Erik Jan Zürcher'in tarihi önemsenmemesi ve tarihi unutturma, Falih Rıfkı Atay ve Zaman Gazetesinin yalan ve tarihi değiştirme çabalarına cevap: 1_) 10. vesika Nutuk`taki en eski vesikadır değildir. 10. vesikanın tarihi 21.5.1919 iken, 7. vesikanın tarihi 19.3.1919 ve 68. vesikanın tarihi 10.3.1919'dur. Yani 10. vesika ne en eski vesikadır ne de daha eski vesikalar 1. sıradadır. Sebep: Nutuk'ta bahsedilen çoğu olay kronolojik sıraya göre anlatılır. Okudukları bile şüpheli , tarihi değiştirmek isteyen ve yalan atan kişiler Atatürk'ün olayları anlatırken “yeri geldiği” ve “daha sonra ayrıntılı anlatacağı” için geçmişe ve gelecek tarihlere ait bilgileri karışık olarak vermiştir. Yeri geldiği için daha uzak gelecekten bahsedilmiş olması, tarihi gerçekleri ve tarihi yazanları değiştirmez. 2_) Falih Rıfkı Atay`ın 1951`de açtığı tartışma ve günümüzde Zaman Gazetesinin 10. vesika “Nutuk`ta anlatılan olayların ister istemez 1924 sonrasında oluşan yeni duruma uydurulduğunu” söylenerek değiştirildiği yalanı ; Falih Rıfkı Atay'dan 18 yıl sonra, ve şu şaçmalayan gazeteden yarım asır önce basılan ve değiştirildiği idda edilen 10. vesika TÜRK DEVRİM TARİHİ ENSTİTÜSÜ NUTUK KEMAL ATATÜRK Cilt: III Vesikalar DEVLET KİTAPLARI ONUNCU BASILIŞ MlLLl EGÎTIM BASIMEVİ — İSTANBUL 1969 tarihli kitabında aynen şöyledir. “Vesika, 10. Şifre Zâtidir 21.5.1919 Erzurumda Onbeşmci Kolordu Kumandanı Paşa Hazretlerine Ahvali umumiyemizin almakta olduğu şekli vahimden pek müteellim ve müteessirim. Millet ve memlekete medyun olduğumuz en son vazifei vicdaniyeyi yakından mesaii müştereke ile en iyi ifa etmek mümkün olacağı kanaatiyle bu son memuriyeti kabul ettim. Bir an evvel zatıâlinize mülâki olmak arzusundayım. Ancak Samsun ve havalisinin vaziyeti asayişsizlik yüzü'nden fena bir akıbete duçar olmak mahiyetindedir. Bu sebeple burada birkaç gün kalmak zarureti vardır. Bendenizi şimdiden tenvire medar olacak hususat var ise iş'arını rica eder ve gözlerinizden öperim kardeşim. Mustafa Kemal” Yalancı ve tarihi değiştirmeye çalışanlar kimlerdir?. Ve bir kişinin çıkıp, olayları görmüş ve yaşamış kişinin ağızından çıkanları yani tarihin yazıldığı kitabı okumamak gerekir demesi, o zaman ki olay ve sonuçları kendisinin daha iyi bildiğini göstermez. Tarihi ve gerçekleri ancak o devrirde yaşayanlar bilir. Tarihçiler onların kayıt tutanların kayıtlarına yani tarihi belgelere bakar ve fikir sahibi olur. Kanıt göstermeden, o anda yaşamış gibi ve kendi kafasına göre tarihi yazamaz.
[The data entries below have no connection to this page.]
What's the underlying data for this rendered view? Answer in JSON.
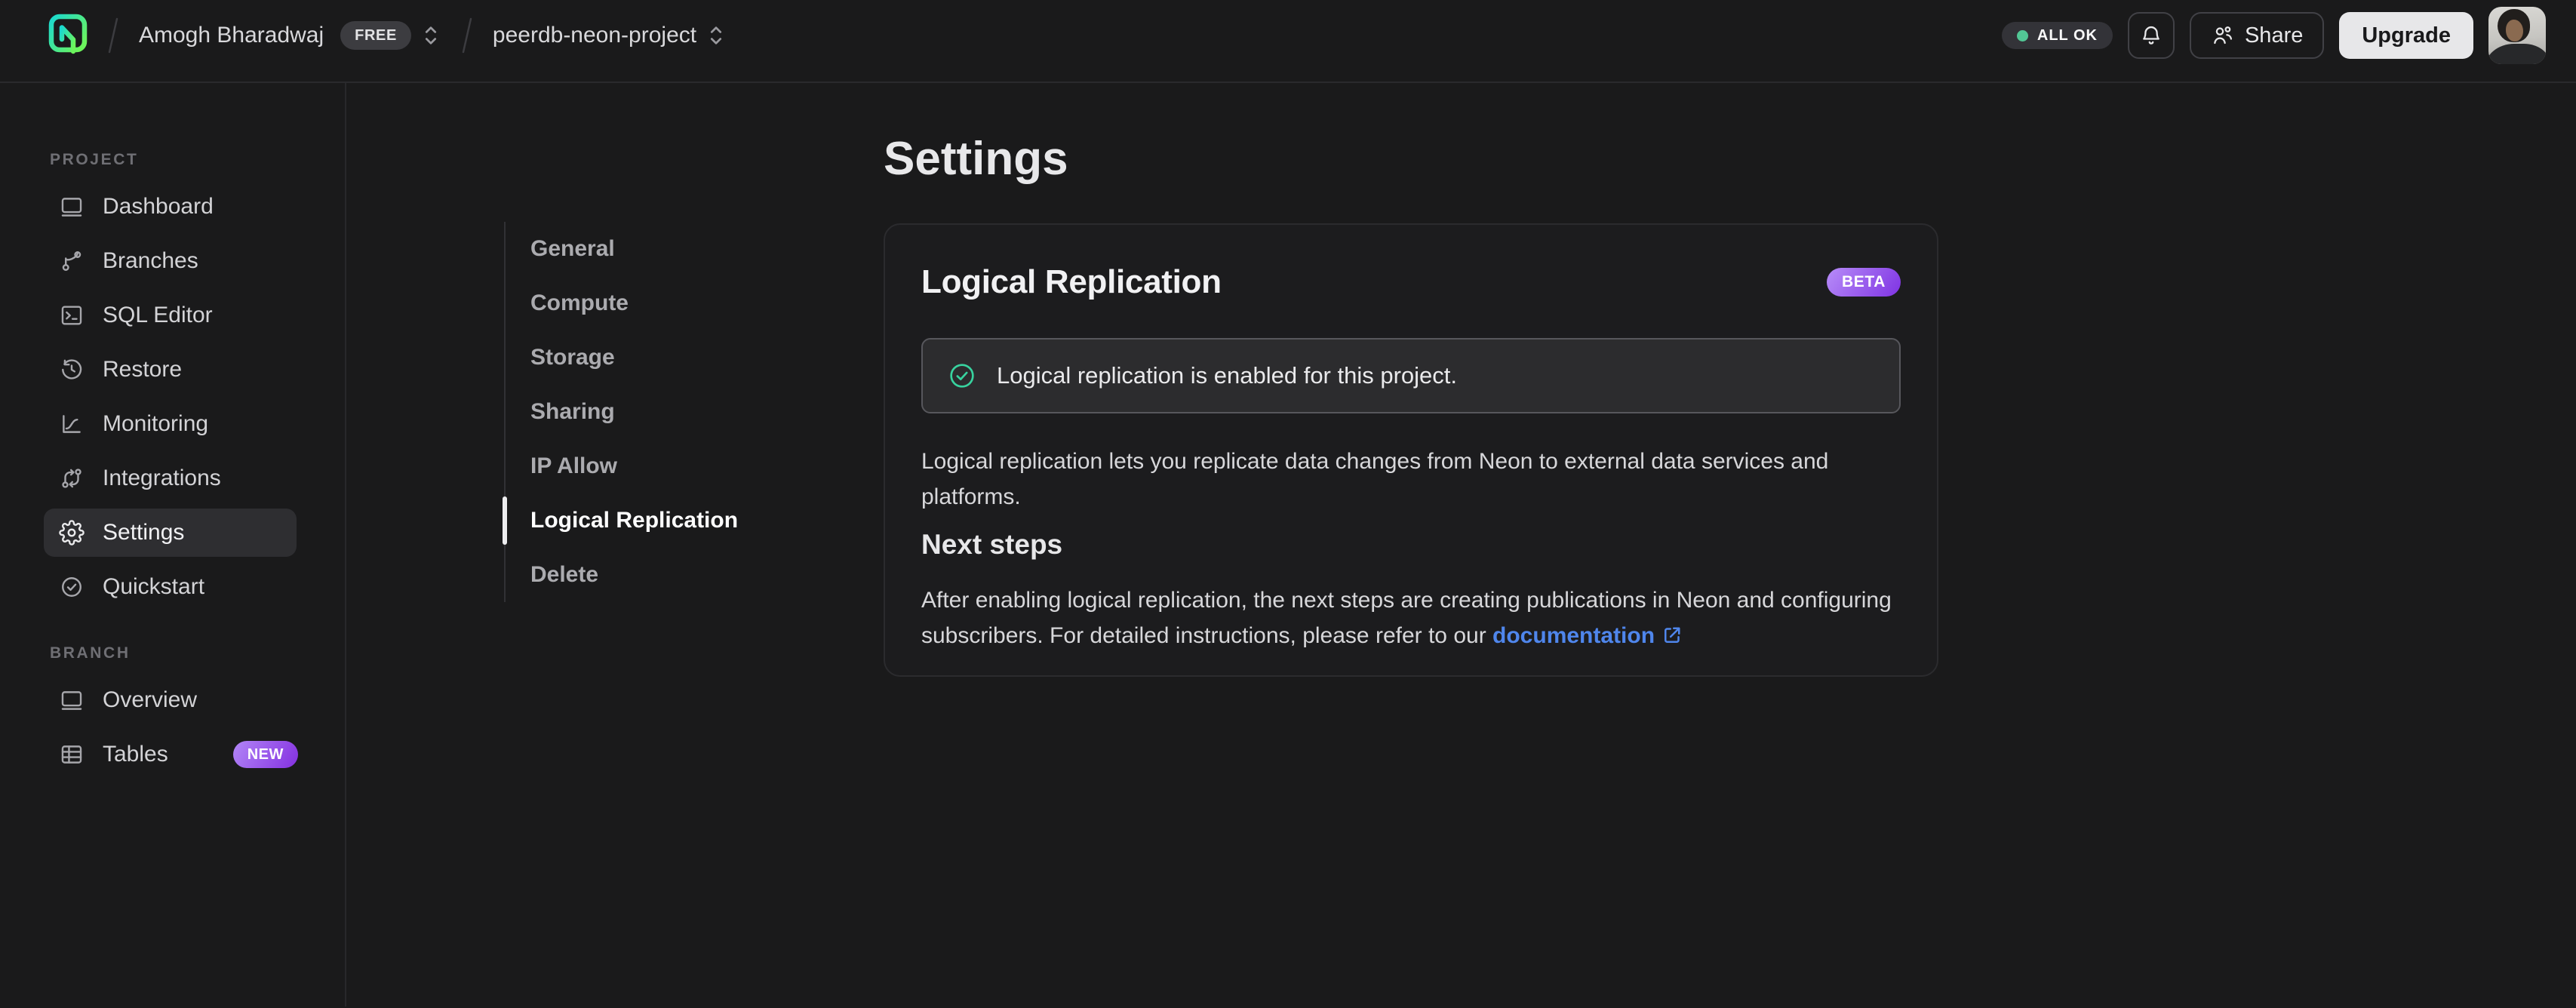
{
  "topbar": {
    "breadcrumb": {
      "org": "Amogh Bharadwaj",
      "org_badge": "FREE",
      "project": "peerdb-neon-project"
    },
    "status_label": "ALL OK",
    "share_label": "Share",
    "upgrade_label": "Upgrade"
  },
  "sidebar": {
    "sections": [
      {
        "label": "PROJECT",
        "items": [
          {
            "label": "Dashboard",
            "icon": "dashboard-icon"
          },
          {
            "label": "Branches",
            "icon": "branches-icon"
          },
          {
            "label": "SQL Editor",
            "icon": "sql-editor-icon"
          },
          {
            "label": "Restore",
            "icon": "restore-icon"
          },
          {
            "label": "Monitoring",
            "icon": "monitoring-icon"
          },
          {
            "label": "Integrations",
            "icon": "integrations-icon"
          },
          {
            "label": "Settings",
            "icon": "gear-icon",
            "active": true
          },
          {
            "label": "Quickstart",
            "icon": "check-circle-icon"
          }
        ]
      },
      {
        "label": "BRANCH",
        "items": [
          {
            "label": "Overview",
            "icon": "overview-icon"
          },
          {
            "label": "Tables",
            "icon": "tables-icon",
            "badge": "NEW"
          }
        ]
      }
    ]
  },
  "settings_nav": {
    "items": [
      {
        "label": "General"
      },
      {
        "label": "Compute"
      },
      {
        "label": "Storage"
      },
      {
        "label": "Sharing"
      },
      {
        "label": "IP Allow"
      },
      {
        "label": "Logical Replication",
        "active": true
      },
      {
        "label": "Delete"
      }
    ]
  },
  "main": {
    "page_title": "Settings",
    "card": {
      "title": "Logical Replication",
      "badge": "BETA",
      "alert_text": "Logical replication is enabled for this project.",
      "description": "Logical replication lets you replicate data changes from Neon to external data services and platforms.",
      "next_steps_title": "Next steps",
      "next_steps_text": "After enabling logical replication, the next steps are creating publications in Neon and configuring subscribers. For detailed instructions, please refer to our ",
      "doc_link_label": "documentation"
    }
  },
  "colors": {
    "background": "#1a1a1b",
    "accent_green": "#38d39f",
    "status_dot_green": "#52c795",
    "link_blue": "#4f86ec",
    "badge_purple_start": "#b286f7",
    "badge_purple_end": "#8430e0",
    "brand_cyan": "#1ad9cf",
    "brand_green": "#6cf45c",
    "upgrade_bg": "#e7e7e9"
  }
}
İrade-i Seniye yani padişah buyruğu diye ifade edilen kararnamede kısaca Mustafa Kemal Paşa'nın 9. ordu komutanlığına padişah buyruğu ile atandı belirtilmiştir Takvim-i Vekayi, 5 Mayıs 1919 . Bu belge de padişahın buyruğu üzerine atanmış olduğu belirtilmesine rağmen, Mustafa Kemal ATATÜRK'e verdiği söylenen Hattı hümayunda, müfettişliğe atanmasının hükümet karanına göre olduğu belirtilmiş, sanki suçladığı hükümetleri bile fesh edebilecek güçte olan padişah kabinelere müsamalı davranarak sanki zorunlu kabul ettiğini söylüyor. Buyruk mu, hükemet kararı mı? Kim yalan söylüyor. Padişah mı, suçladığı ama arka arkaya getirdiği Damat Ferit paşa hükümeti mi? Ne yaman çelişkiler değil mi?
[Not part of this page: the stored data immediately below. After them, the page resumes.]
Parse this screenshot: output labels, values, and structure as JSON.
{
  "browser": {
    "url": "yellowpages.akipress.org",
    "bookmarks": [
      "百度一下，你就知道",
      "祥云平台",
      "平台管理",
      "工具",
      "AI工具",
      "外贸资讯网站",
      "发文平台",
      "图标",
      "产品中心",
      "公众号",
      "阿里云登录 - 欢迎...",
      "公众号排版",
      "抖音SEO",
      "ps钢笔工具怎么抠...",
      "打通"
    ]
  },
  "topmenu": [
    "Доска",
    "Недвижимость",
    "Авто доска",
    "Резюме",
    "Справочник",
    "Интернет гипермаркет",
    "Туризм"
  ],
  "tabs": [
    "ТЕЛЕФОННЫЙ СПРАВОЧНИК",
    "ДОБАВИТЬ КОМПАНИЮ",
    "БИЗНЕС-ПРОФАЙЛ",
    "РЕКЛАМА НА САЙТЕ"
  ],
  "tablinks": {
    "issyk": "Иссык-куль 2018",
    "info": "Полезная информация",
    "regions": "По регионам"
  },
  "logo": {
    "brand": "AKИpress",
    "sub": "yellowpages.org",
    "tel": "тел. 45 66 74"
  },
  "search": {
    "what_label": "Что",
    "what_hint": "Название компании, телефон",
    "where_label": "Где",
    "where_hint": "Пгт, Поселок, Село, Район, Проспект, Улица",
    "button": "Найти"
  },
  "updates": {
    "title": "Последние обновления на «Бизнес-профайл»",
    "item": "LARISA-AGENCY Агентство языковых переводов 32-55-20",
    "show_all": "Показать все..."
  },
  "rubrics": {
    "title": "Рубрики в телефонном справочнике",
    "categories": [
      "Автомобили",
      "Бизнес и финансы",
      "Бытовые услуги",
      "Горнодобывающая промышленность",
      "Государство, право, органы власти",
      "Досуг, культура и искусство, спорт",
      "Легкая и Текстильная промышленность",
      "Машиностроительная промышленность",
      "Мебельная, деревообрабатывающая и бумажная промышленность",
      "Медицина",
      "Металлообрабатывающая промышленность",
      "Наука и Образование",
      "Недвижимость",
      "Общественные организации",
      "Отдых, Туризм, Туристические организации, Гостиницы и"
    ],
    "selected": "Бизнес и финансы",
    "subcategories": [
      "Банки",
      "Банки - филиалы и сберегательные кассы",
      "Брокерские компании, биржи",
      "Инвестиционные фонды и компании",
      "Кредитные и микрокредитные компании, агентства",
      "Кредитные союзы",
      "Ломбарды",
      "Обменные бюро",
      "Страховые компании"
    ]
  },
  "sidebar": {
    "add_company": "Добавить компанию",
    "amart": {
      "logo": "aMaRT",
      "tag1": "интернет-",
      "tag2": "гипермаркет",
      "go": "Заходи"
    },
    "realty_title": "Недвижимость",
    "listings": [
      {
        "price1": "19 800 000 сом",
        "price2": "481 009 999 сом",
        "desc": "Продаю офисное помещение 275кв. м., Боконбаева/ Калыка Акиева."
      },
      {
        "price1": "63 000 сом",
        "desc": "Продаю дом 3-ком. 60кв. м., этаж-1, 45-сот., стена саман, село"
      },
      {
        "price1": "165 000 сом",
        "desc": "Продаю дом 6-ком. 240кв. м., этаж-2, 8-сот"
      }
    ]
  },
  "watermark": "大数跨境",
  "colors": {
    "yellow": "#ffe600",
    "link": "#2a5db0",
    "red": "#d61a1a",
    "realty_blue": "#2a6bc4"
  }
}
Saltanat ve halifeliğe ihanet ettiğini öne sürenler Cemal paşanın sadarete yazdığı mektuba Damat Feritin cevabı. Cevat Rıfat Atılgan Cihad dergisi 3 Ağustos 1951 s.21. Ama bu belgeninde aslı bulunamamıştır.
Ayrıca 7 – 11 kasım 1914'da cihat fetvası ve cihad-ı ekber hattı hümayunu ile halife sanıyla bütün müslamanların isyancı devletlere karşı geleceğini düşünüp, destek alamaması, halifeliğin hiçbir gücünün kalmadığını gösterir.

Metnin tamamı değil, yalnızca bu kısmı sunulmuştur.